In real estate — as in life — multimillion-dollar outliers are often touted as a bellwether. But that didn’t hold water in Manhattan last quarter.
While sales for properties priced at over $5 million tumbled about 38 percent year over year, properties below that threshold accounted for more than 95 percent of the fourth quarter’s transaction volume and saw sales rise by 1.6 percent, according to appraiser Jonathan Miller, author of Douglas Elliman’s latest sales report.
The number of sales recorded between $7 million and $20 million were down almost 50 percent. Meanwhile, sales recorded between $3 to $4 million and $4 to $5 million saw more than 15 percent year-over-year increases.
“It truly was a tale of two cities as 2019 came to close,” said Steven James, Elliman’s New York City CEO and president.
Both James and Miller attributed the discrepancy to the slew of new taxes passed in 2019 — be it the new transfer and mansion taxes, and even the changes to the state rent laws. All of which, they said, piled on top of the federal cap on state and local tax deductions to create a “highly polarized market” where pricey pads were hurting for buyers, while lower-priced apartments buoyed by low interest rates continued to sell.
Miller’s report also noted that the final quarter of 2019 had the lowest overall share of cash buyers in five years.
Overall, Manhattan sales slipped only 1.2 percent to 2,404 transactions and the average sales price dropped 7.5 percent to $1.8 million, compared to the same period in 2018.

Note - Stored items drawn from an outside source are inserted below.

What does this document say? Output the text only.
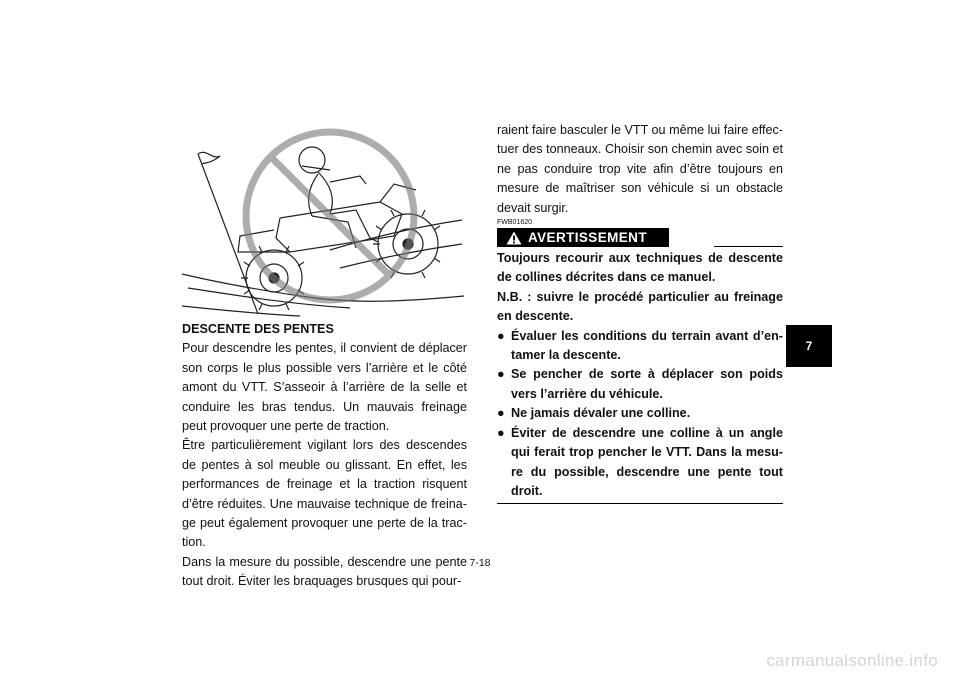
DESCENTE DES PENTES

Pour descendre les pentes, il convient de déplacer son corps le plus possible vers l’arrière et le côté amont du VTT. S’asseoir à l’arrière de la selle et conduire les bras tendus. Un mauvais freinage peut provoquer une perte de traction.

Être particulièrement vigilant lors des descendes de pentes à sol meuble ou glissant. En effet, les performances de freinage et la traction risquent d’être réduites. Une mauvaise technique de freina-ge peut également provoquer une perte de la trac-tion.

Dans la mesure du possible, descendre une pente tout droit. Éviter les braquages brusques qui pour-

raient faire basculer le VTT ou même lui faire effec-tuer des tonneaux. Choisir son chemin avec soin et ne pas conduire trop vite afin d’être toujours en mesure de maîtriser son véhicule si un obstacle devait surgir.

FWB01620
AVERTISSEMENT

Toujours recourir aux techniques de descente de collines décrites dans ce manuel.

N.B. : suivre le procédé particulier au freinage en descente.

● Évaluer les conditions du terrain avant d’en-tamer la descente.
● Se pencher de sorte à déplacer son poids vers l’arrière du véhicule.
● Ne jamais dévaler une colline.
● Éviter de descendre une colline à un angle qui ferait trop pencher le VTT. Dans la mesu-re du possible, descendre une pente tout droit.
7-18
7
carmanualsonline.info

It’s not just Manhattan’s priciest listings that took a tumble, though. New development sales were diminished with the average square footage for a sale falling to 1,401 square feet — the smallest average sale size in seven years and a 20 percent dip from the fourth quarter of 2018, Elliman’s report found.
According to CORE’s new development report, two-bedroom units accounted for 36 percent of the quarter’s recorded sales, while one-bedrooms were 31 percent. Across the report’s sample of units, three and four-bedroom homes saw the biggest drop average price per square foot with a 21 and 18 percent drops, respectively.
That comes amid a flood of supply. Halstead Development Marketing’s year-end new development report pegged inventory for the borough at 7,050 units. Under the Big Apple’s current absorption rate, that powderkeg of homes will take 74 months to sell.
Yet the new development sales market share increased year over year for a third quarter to 12.9 percent, according to Miller. The quarterly decade average is 14.5 percent.
“The product of new dev that closed is skewed to the lower end of the price range, it’s not the super high-end unit,” the appraiser explained.
But it’s not all doom and gloom. Frederick Peters of Warburg Realty predicts that 2020 will be a better year for residential real estate than its last. He pointed to slipping sales prices and noted that the bar isn’t high considering 2019 “really bad” first quarter, but he’s optimistic.
“As seller prices have been revised to reflect the marketplace more, there just is an increasing sense that buyers are willing to step into the market,” said Peters.
He did sound a cautionary note, however. “There are so many question marks in any election year,” he said, though he noted that in spite of political uncertainty he expects “less uncertainty about value.”